The second layer of Claude’s response groups the same 30 videos by topic.

The biggest cluster is stock picks and speculative plays at 30%, dominated by ranked countdowns of three to five tickers and aggressive hooks like “you are an idiot if you’re not watching these three stocks”. The second is beginner investing education at 17%, which sits in a calmer register with question hooks and softer CTAs. The rest of the clusters are split across the remaining 16 videos.
Conclusion: From workflow to TikTok viral content patterns
You now have a repeatable pipeline that opens the content layer of TikTok: pull a cohort by hashtag, transcribe everything in one Actor run, and hand a single LLM-ready file to whichever chat you already use. The structure of the workflow doesn’t change between niches or markets. What changes is the cohort going in.
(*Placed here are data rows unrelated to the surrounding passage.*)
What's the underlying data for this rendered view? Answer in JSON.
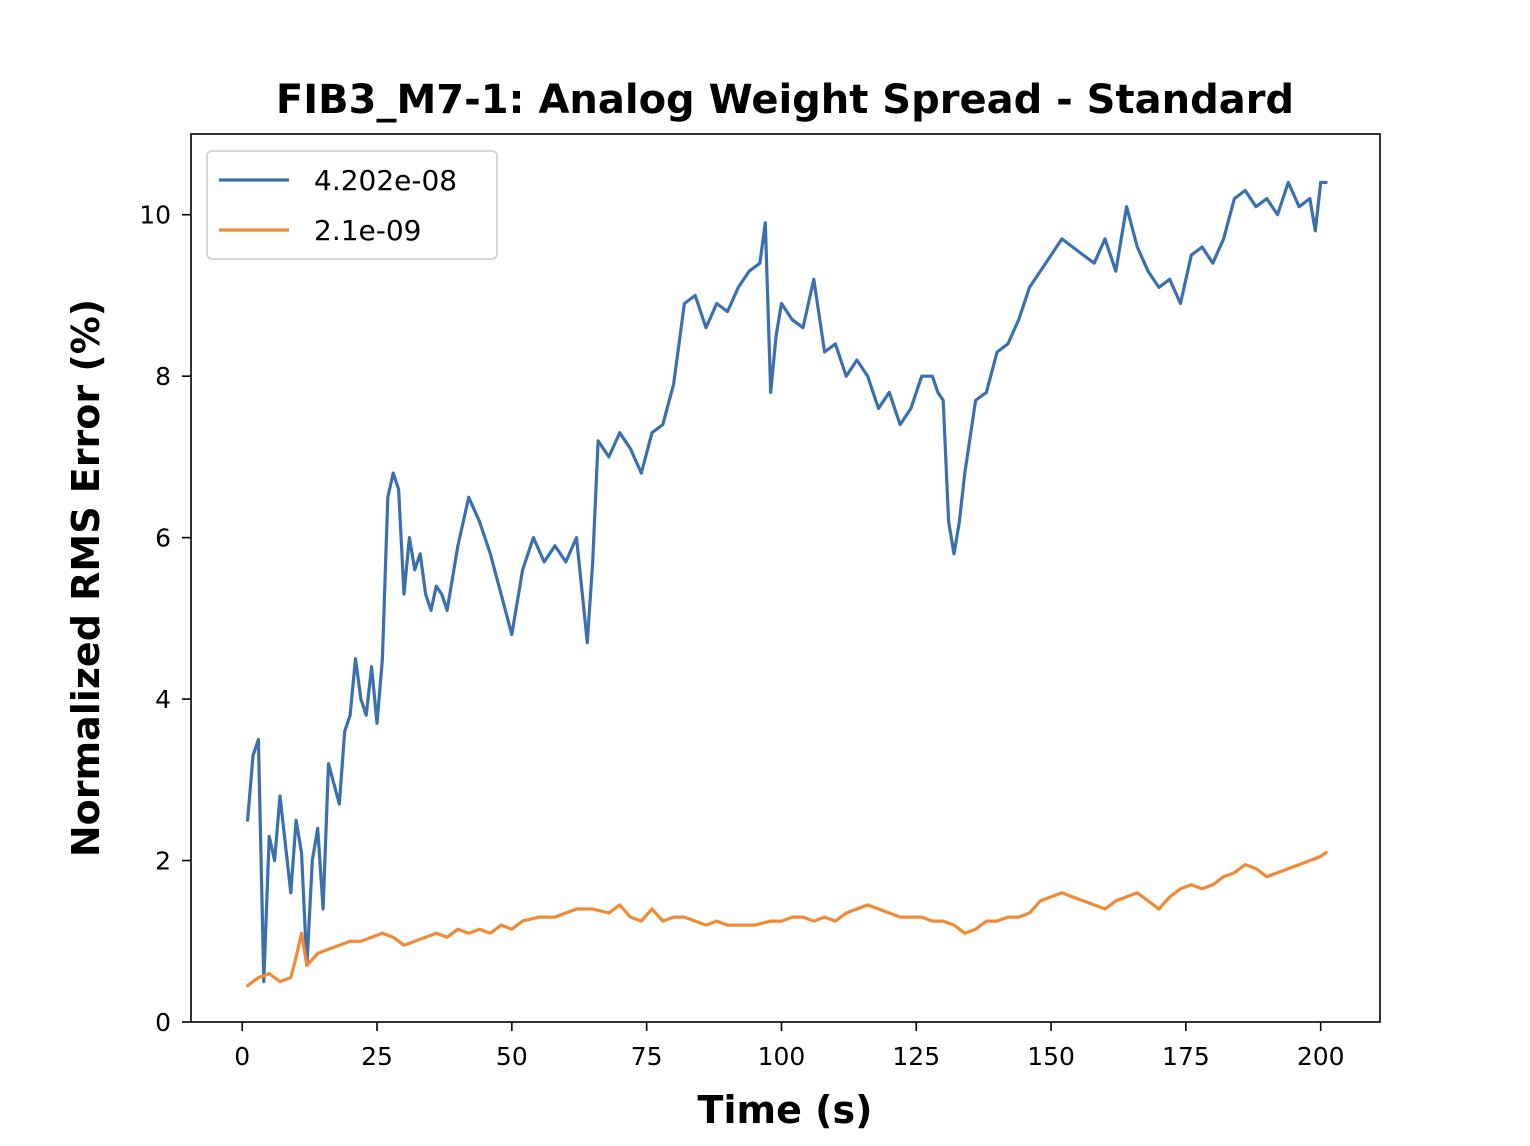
{
  "chart_data": {
    "type": "line",
    "title": "FIB3_M7-1: Analog Weight Spread - Standard",
    "xlabel": "Time (s)",
    "ylabel": "Normalized RMS Error (%)",
    "xlim": [
      -9.5,
      211
    ],
    "ylim": [
      0,
      11
    ],
    "xticks": [
      0,
      25,
      50,
      75,
      100,
      125,
      150,
      175,
      200
    ],
    "yticks": [
      0,
      2,
      4,
      6,
      8,
      10
    ],
    "grid": false,
    "legend": "upper-left",
    "series": [
      {
        "name": "4.202e-08",
        "color": "#3a70ae",
        "x": [
          1,
          2,
          3,
          4,
          5,
          6,
          7,
          8,
          9,
          10,
          11,
          12,
          13,
          14,
          15,
          16,
          18,
          19,
          20,
          21,
          22,
          23,
          24,
          25,
          26,
          27,
          28,
          29,
          30,
          31,
          32,
          33,
          34,
          35,
          36,
          37,
          38,
          40,
          42,
          44,
          46,
          48,
          50,
          52,
          54,
          56,
          58,
          60,
          62,
          64,
          65,
          66,
          68,
          70,
          72,
          74,
          76,
          78,
          80,
          82,
          84,
          86,
          88,
          90,
          92,
          94,
          96,
          97,
          98,
          99,
          100,
          102,
          104,
          106,
          108,
          110,
          112,
          114,
          116,
          118,
          120,
          122,
          124,
          126,
          128,
          129,
          130,
          131,
          132,
          133,
          134,
          136,
          138,
          140,
          142,
          144,
          146,
          148,
          150,
          152,
          154,
          156,
          158,
          160,
          162,
          164,
          166,
          168,
          170,
          172,
          174,
          176,
          178,
          180,
          182,
          184,
          186,
          188,
          190,
          192,
          194,
          196,
          198,
          199,
          200,
          201
        ],
        "values": [
          2.5,
          3.3,
          3.5,
          0.5,
          2.3,
          2.0,
          2.8,
          2.2,
          1.6,
          2.5,
          2.1,
          0.7,
          2.0,
          2.4,
          1.4,
          3.2,
          2.7,
          3.6,
          3.8,
          4.5,
          4.0,
          3.8,
          4.4,
          3.7,
          4.5,
          6.5,
          6.8,
          6.6,
          5.3,
          6.0,
          5.6,
          5.8,
          5.3,
          5.1,
          5.4,
          5.3,
          5.1,
          5.9,
          6.5,
          6.2,
          5.8,
          5.3,
          4.8,
          5.6,
          6.0,
          5.7,
          5.9,
          5.7,
          6.0,
          4.7,
          5.7,
          7.2,
          7.0,
          7.3,
          7.1,
          6.8,
          7.3,
          7.4,
          7.9,
          8.9,
          9.0,
          8.6,
          8.9,
          8.8,
          9.1,
          9.3,
          9.4,
          9.9,
          7.8,
          8.5,
          8.9,
          8.7,
          8.6,
          9.2,
          8.3,
          8.4,
          8.0,
          8.2,
          8.0,
          7.6,
          7.8,
          7.4,
          7.6,
          8.0,
          8.0,
          7.8,
          7.7,
          6.2,
          5.8,
          6.2,
          6.8,
          7.7,
          7.8,
          8.3,
          8.4,
          8.7,
          9.1,
          9.3,
          9.5,
          9.7,
          9.6,
          9.5,
          9.4,
          9.7,
          9.3,
          10.1,
          9.6,
          9.3,
          9.1,
          9.2,
          8.9,
          9.5,
          9.6,
          9.4,
          9.7,
          10.2,
          10.3,
          10.1,
          10.2,
          10.0,
          10.4,
          10.1,
          10.2,
          9.8,
          10.4,
          10.4
        ]
      },
      {
        "name": "2.1e-09",
        "color": "#f08a36",
        "x": [
          1,
          3,
          5,
          7,
          9,
          10,
          11,
          12,
          14,
          16,
          18,
          20,
          22,
          24,
          26,
          28,
          30,
          32,
          34,
          36,
          38,
          40,
          42,
          44,
          46,
          48,
          50,
          52,
          55,
          58,
          60,
          62,
          65,
          68,
          70,
          72,
          74,
          76,
          78,
          80,
          82,
          84,
          86,
          88,
          90,
          92,
          95,
          98,
          100,
          102,
          104,
          106,
          108,
          110,
          112,
          114,
          116,
          118,
          120,
          122,
          124,
          126,
          128,
          130,
          132,
          134,
          136,
          138,
          140,
          142,
          144,
          146,
          148,
          150,
          152,
          154,
          156,
          158,
          160,
          162,
          164,
          166,
          168,
          170,
          172,
          174,
          176,
          178,
          180,
          182,
          184,
          186,
          188,
          190,
          192,
          194,
          196,
          198,
          200,
          201
        ],
        "values": [
          0.45,
          0.55,
          0.6,
          0.5,
          0.55,
          0.8,
          1.1,
          0.7,
          0.85,
          0.9,
          0.95,
          1.0,
          1.0,
          1.05,
          1.1,
          1.05,
          0.95,
          1.0,
          1.05,
          1.1,
          1.05,
          1.15,
          1.1,
          1.15,
          1.1,
          1.2,
          1.15,
          1.25,
          1.3,
          1.3,
          1.35,
          1.4,
          1.4,
          1.35,
          1.45,
          1.3,
          1.25,
          1.4,
          1.25,
          1.3,
          1.3,
          1.25,
          1.2,
          1.25,
          1.2,
          1.2,
          1.2,
          1.25,
          1.25,
          1.3,
          1.3,
          1.25,
          1.3,
          1.25,
          1.35,
          1.4,
          1.45,
          1.4,
          1.35,
          1.3,
          1.3,
          1.3,
          1.25,
          1.25,
          1.2,
          1.1,
          1.15,
          1.25,
          1.25,
          1.3,
          1.3,
          1.35,
          1.5,
          1.55,
          1.6,
          1.55,
          1.5,
          1.45,
          1.4,
          1.5,
          1.55,
          1.6,
          1.5,
          1.4,
          1.55,
          1.65,
          1.7,
          1.65,
          1.7,
          1.8,
          1.85,
          1.95,
          1.9,
          1.8,
          1.85,
          1.9,
          1.95,
          2.0,
          2.05,
          2.1
        ]
      }
    ]
  }
}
Swap #personalfinance for #productivityhack, and the same steps run end to end. Schedule the workflow to fire weekly, and you’ve got yourself a regular content-trend report. Drop the LLM output into your next content brief, and you’ve shortcut the part of trend research that used to take a whole afternoon.
FAQs: TikTok video content analysis methods
What is TikTok viral content analysis?
TikTok viral content analysis is the practice of figuring out, systematically, why specific videos go viral on the platform. It works at the content layer (hooks, CTAs, narrative arcs) rather than at the metadata level, because the metadata tells you how a video performed but not why.
What metrics actually matter for virality on TikTok?
Watch time and completion rate are the strongest signals, since they’re harder to game than view counts and map more directly to whether the content held attention. Shares matter as a secondary signal. But metrics only tell you how a video performed, not why. Two videos with the same view count can have wildly different hooks, which is where the transcript layer matters.
How do I analyze TikTok trends across different countries?
Pick a hashtag or creator in the target market’s language, run TikTok Scraper with subtitles and transcriptions enabled, and you’ll get both the original-language transcript and an English translation for every video. Paste the dataset into your LLM and cluster across the translated column. Speech-to-text fills the gap because TikTok’s auto-captions don’t cover most non-English markets.
How many videos do I need to spot a pattern?
For a single niche or hashtag, 20 to 50 videos is usually enough for the dominant hooks and CTAs to surface as clusters. The first 20 surface the obvious patterns; the next 80 confirm which ones are dominant versus noise.